A top Israeli intelligence official said Monday he believed the escalating situation in the West Bank would only get worse in the coming year and that Israel was not merely facing a “wave of terror,” as many officials have described it.
The head of the Israel Defense Forces’ Military Intelligence Research Department, Brig. Gen. Amit Saar, said the rising violence in the West Bank will be Israel’s second most challenging issue in 2023, after Iran.
Speaking at a conference hosted by Gazit, a military think tank, Saar said: “People can say nothing has changed… the terror is seasonal, every few years we have a wave and afterward it calms down and comes back. There are people in the security establishment who believe this to be the case, but I think otherwise.

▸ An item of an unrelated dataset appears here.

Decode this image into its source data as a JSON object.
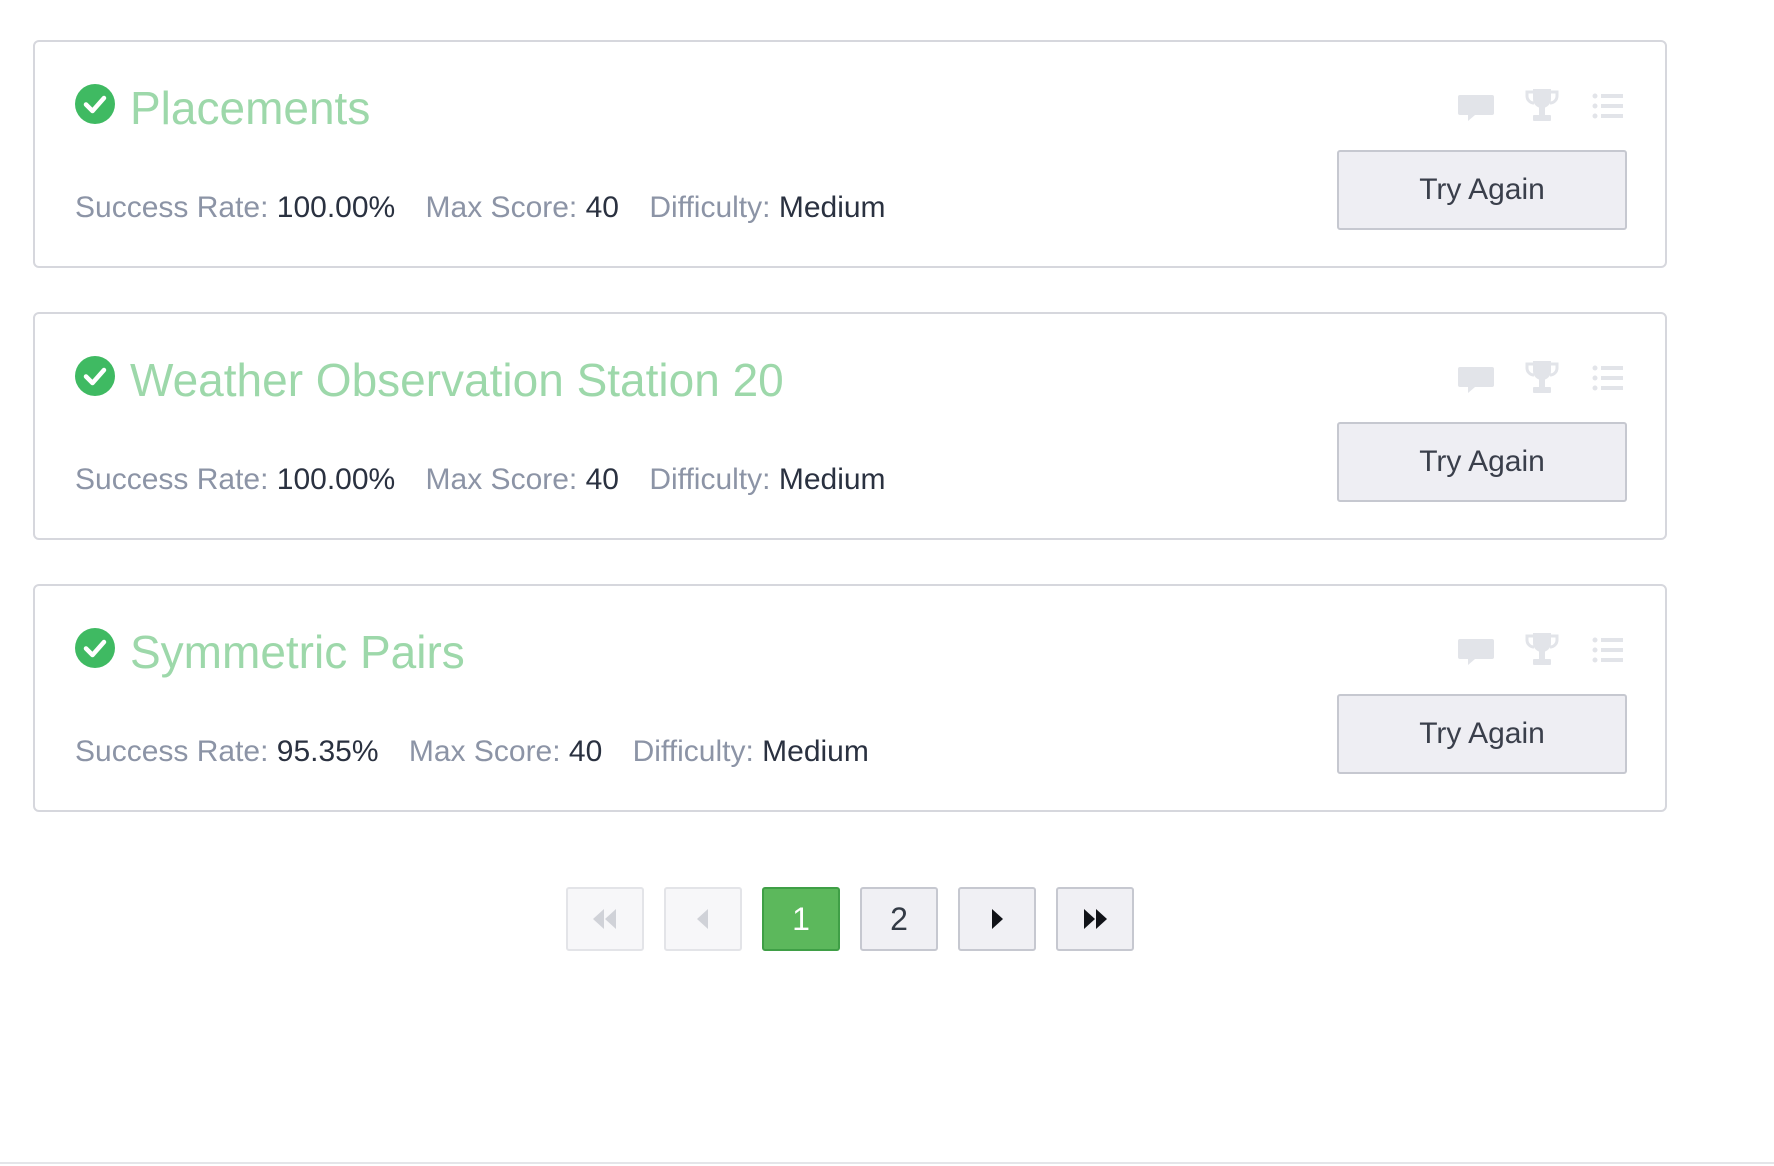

“I think we need to examine what we have seen in recent months — not through the [prism of the] number of attacks, but the causes,” he said.
“We are seeing the foundations that allowed us to manage the conflict beginning to falter. We are far from being able to solve the conflict, but there were foundations allowing us to manage the conflict at a relatively low cost for years,” Saar said.

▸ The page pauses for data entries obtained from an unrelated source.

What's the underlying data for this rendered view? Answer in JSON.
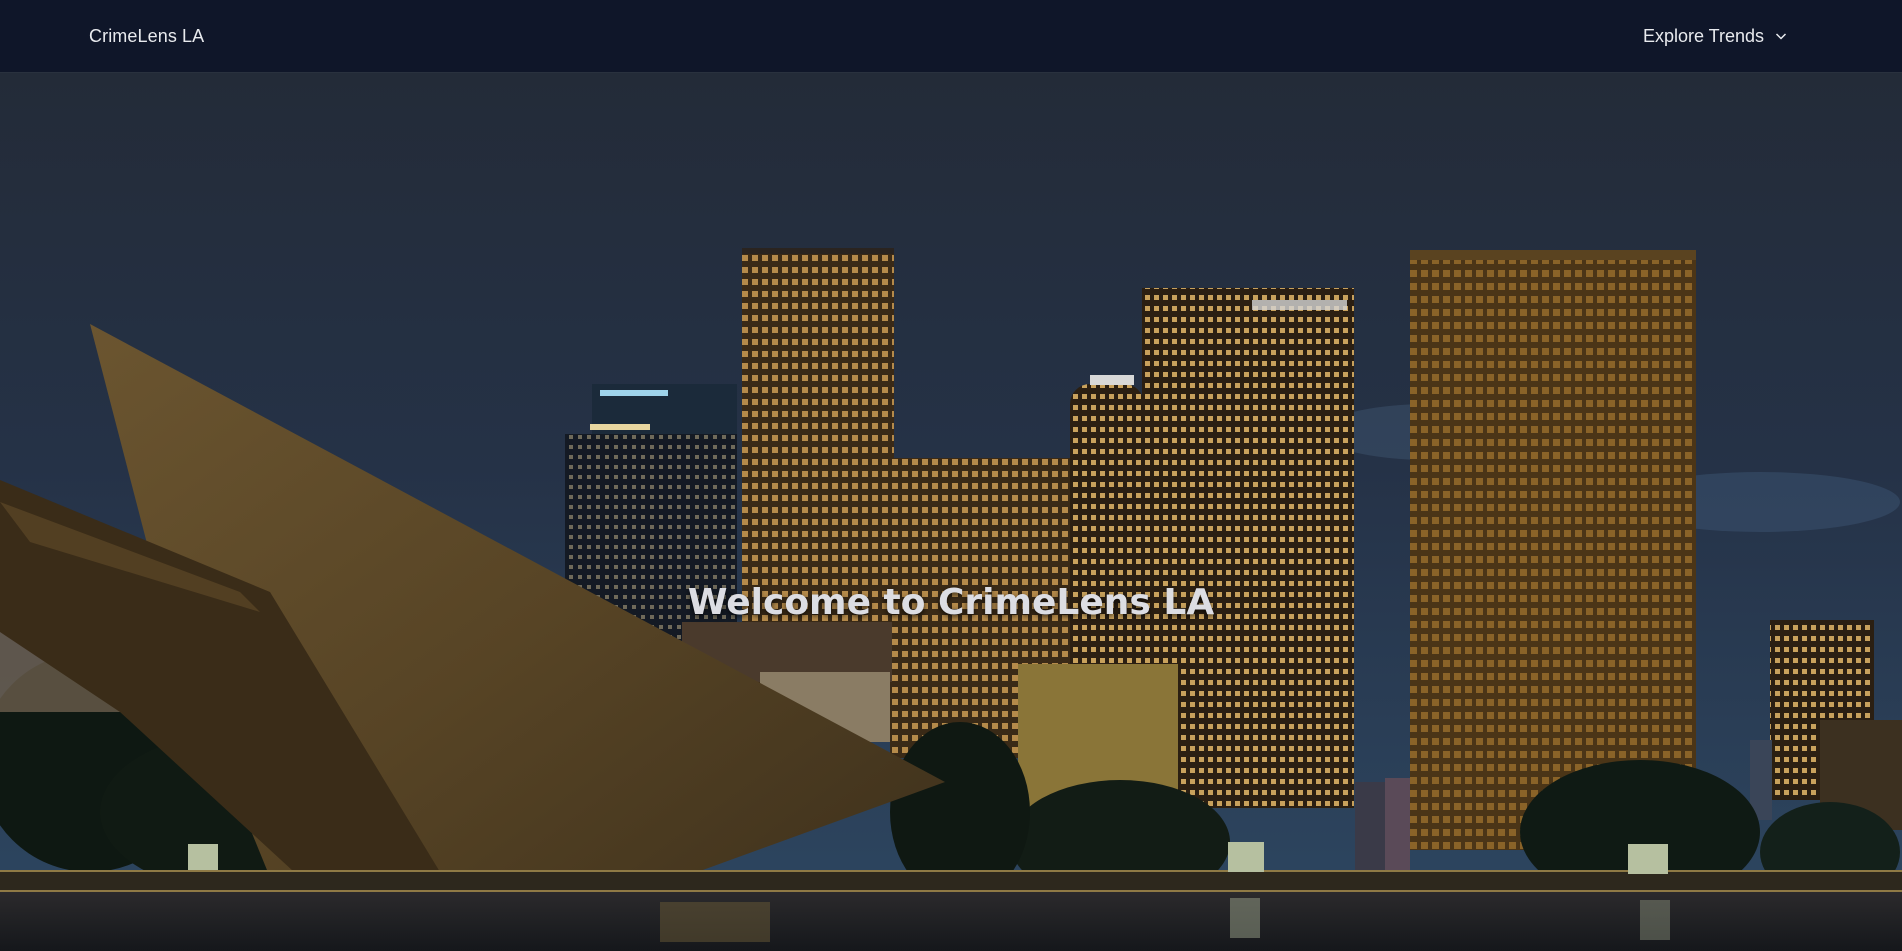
{
  "navbar": {
    "brand": "CrimeLens LA",
    "explore_label": "Explore Trends",
    "explore_icon": "chevron-down-icon"
  },
  "hero": {
    "title": "Welcome to CrimeLens LA",
    "background": "night-city-skyline-image"
  },
  "colors": {
    "nav_bg": "#0f1629",
    "nav_text": "#e8eaee",
    "hero_title": "#dcdde3"
  }
}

“These foundations in the past year, and heading into 2023, are going to become unstable,” he said.
Saar said the Palestinian Authority has lost its legitimacy with young Palestinians, and there is easy access to firearms in the West Bank, enabling repeated shooting attacks. The IDF has recorded at least 281 shooting attacks and attempts against Israeli civilians and soldiers in the West Bank this year, compared to 91 last year.